MANAGEMENT: Given the risk of reduced viral susceptibility and resistance development associated with subtherapeutic antiviral drug levels, concomitant use of rifampin should generally be avoided during treatment with sofosbuvir, given either as a single-ingredient product or as a fixed-dose combination product with ledipasvir or velpatasvir.

CONTRAINDICATED: The plasma concentrations of voxilaprevir may increase significantly during acute coadministration with rifampin, but decreases after chronic coadministration. The proposed mechanism is rifampin inhibition of organic anion transporting polypeptide (OATP) 1B1-mediated hepatic uptake of voxilaprevir initially, followed by induction of P-glycoprotein-mediated intestinal efflux and CYP450 3A4-mediated metabolism of voxilaprevir after chronic dosing. In 24 study subjects, mean voxilaprevir peak plasma concentration (Cmax) and systemic exposure (AUC) increased by approximately 11.1- and 7.9-fold, respectively, after a single 100 mg dose of voxilaprevir administered with the first 600 mg dose of rifampin. Following multiple dosing of rifampin 600 mg once daily, however, mean voxilaprevir Cmax and AUC decreased by 9% and 73%, respectively.

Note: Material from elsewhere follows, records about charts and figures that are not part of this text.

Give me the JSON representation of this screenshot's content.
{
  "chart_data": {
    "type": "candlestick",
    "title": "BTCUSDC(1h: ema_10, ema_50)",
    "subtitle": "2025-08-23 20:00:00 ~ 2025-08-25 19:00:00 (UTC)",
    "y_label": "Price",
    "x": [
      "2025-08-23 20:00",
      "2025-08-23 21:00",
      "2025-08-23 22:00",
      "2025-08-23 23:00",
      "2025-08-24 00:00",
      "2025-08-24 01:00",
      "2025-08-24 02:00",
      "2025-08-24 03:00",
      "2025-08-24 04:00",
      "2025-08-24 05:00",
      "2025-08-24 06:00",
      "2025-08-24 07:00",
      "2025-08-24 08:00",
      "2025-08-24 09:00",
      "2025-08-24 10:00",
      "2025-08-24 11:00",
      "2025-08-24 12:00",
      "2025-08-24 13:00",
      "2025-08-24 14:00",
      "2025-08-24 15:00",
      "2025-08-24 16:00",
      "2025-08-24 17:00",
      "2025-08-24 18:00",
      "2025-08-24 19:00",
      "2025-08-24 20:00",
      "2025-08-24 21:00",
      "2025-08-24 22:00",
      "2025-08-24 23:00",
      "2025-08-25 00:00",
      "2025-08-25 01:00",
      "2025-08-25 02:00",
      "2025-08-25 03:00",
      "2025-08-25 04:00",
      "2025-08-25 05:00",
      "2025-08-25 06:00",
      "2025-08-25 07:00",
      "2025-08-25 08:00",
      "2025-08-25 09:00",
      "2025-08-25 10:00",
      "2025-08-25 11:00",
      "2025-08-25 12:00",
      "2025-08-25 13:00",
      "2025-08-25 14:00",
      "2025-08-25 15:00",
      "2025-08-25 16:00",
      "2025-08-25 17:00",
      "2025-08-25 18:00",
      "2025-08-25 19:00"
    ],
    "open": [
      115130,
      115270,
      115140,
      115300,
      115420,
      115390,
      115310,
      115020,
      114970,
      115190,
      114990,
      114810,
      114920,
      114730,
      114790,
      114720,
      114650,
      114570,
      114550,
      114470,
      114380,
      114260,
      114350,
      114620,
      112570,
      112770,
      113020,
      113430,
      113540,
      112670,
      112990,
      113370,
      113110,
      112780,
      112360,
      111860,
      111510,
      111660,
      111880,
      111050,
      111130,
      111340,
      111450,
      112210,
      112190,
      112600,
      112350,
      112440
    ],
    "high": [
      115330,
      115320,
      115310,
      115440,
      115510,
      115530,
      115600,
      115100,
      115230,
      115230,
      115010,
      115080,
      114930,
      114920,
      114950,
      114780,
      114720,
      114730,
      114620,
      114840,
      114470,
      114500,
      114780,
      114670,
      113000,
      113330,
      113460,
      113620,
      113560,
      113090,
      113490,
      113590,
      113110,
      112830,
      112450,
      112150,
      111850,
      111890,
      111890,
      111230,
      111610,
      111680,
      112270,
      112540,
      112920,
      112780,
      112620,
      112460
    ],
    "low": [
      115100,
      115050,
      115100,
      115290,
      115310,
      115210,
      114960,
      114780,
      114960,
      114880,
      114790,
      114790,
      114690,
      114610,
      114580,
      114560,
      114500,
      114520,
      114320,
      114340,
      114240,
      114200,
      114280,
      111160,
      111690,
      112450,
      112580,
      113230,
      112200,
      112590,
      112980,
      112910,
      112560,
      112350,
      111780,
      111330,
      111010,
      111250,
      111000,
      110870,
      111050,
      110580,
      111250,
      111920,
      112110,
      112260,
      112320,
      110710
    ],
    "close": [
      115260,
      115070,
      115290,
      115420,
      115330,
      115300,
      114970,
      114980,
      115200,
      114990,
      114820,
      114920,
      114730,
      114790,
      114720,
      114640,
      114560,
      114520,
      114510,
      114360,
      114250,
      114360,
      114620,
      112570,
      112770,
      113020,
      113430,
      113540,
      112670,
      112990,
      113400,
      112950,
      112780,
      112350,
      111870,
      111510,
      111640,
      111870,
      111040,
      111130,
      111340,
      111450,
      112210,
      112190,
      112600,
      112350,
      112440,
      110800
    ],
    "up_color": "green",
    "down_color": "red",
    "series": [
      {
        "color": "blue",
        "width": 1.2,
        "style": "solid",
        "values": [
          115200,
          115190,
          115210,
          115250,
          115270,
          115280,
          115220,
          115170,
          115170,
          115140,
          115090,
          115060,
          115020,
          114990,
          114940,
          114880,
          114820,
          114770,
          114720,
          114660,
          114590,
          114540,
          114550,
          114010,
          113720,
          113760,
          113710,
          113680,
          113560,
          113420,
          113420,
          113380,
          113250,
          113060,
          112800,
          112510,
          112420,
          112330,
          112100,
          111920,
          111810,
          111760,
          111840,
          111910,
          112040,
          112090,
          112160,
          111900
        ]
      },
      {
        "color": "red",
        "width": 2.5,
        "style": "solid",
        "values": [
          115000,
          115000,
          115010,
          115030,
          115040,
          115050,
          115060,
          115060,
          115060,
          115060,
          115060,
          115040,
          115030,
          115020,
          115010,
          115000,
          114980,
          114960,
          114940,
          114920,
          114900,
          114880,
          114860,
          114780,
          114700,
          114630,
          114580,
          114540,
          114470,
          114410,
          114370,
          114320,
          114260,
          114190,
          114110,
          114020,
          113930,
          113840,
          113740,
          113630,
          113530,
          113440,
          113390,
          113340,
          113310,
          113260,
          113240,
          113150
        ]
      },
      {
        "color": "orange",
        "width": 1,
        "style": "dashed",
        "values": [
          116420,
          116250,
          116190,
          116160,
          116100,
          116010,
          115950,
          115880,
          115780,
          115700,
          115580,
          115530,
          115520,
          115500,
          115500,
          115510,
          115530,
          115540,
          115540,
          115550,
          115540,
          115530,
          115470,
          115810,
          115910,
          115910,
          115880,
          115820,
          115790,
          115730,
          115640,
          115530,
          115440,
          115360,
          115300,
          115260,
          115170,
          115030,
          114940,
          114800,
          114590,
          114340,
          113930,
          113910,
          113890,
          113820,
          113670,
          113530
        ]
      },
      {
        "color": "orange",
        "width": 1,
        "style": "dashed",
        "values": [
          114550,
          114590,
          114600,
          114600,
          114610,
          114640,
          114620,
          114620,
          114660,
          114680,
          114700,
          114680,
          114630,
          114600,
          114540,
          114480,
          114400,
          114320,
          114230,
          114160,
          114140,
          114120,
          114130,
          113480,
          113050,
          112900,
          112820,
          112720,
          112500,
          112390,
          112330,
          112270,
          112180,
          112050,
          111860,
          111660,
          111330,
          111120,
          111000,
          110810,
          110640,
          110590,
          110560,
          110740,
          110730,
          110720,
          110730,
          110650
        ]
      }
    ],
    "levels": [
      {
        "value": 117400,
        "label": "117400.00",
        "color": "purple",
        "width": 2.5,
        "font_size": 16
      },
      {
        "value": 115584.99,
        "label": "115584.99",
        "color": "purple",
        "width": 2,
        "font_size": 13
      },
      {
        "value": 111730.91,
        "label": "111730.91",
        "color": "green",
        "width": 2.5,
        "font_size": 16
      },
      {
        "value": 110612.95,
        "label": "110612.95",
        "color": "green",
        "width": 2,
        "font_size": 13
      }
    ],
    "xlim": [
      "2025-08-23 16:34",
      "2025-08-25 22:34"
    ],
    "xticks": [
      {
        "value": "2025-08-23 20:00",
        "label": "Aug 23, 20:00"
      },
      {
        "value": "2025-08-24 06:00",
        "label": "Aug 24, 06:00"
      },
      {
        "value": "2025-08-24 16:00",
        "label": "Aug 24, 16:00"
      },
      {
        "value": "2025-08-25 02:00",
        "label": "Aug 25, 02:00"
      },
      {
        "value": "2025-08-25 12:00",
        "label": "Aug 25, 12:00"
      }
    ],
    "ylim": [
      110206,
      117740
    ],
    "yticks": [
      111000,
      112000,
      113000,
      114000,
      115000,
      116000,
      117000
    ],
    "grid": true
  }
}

MANAGEMENT: Given the risk of reduced viral susceptibility and resistance development associated with subtherapeutic antiviral drug levels, concomitant use of voxilaprevir with rifampin is considered contraindicated.

MONITOR: Coadministration with inhibitors of organic anion transporting polypeptides (OATP) 1B1 and/or 1B3 may increase the plasma concentrations of voxilaprevir, which is a substrate of the hepatic uptake transporters. When a single 100 mg dose of voxilaprevir was administered with a single 600 mg dose of the potent OATP 1B1/1B3 inhibitor cyclosporine (n=24), mean voxilaprevir peak plasma concentration (Cmax) and systemic exposure (AUC) increased by approximately 19.0- and 9.4-fold, respectively. Inhibition of P-glycoprotein (P-gp)- and breast cancer resistance protein (BCRP)-mediated intestinal transport and CYP450 3A4-mediated metabolism of voxilaprevir may also contribute to the overall interaction with cyclosporine. The safety of such high levels of voxilaprevir has not been established.

MANAGEMENT: Caution and monitoring are advised when voxilaprevir is used with OATP 1B1 or 1B3 inhibitors.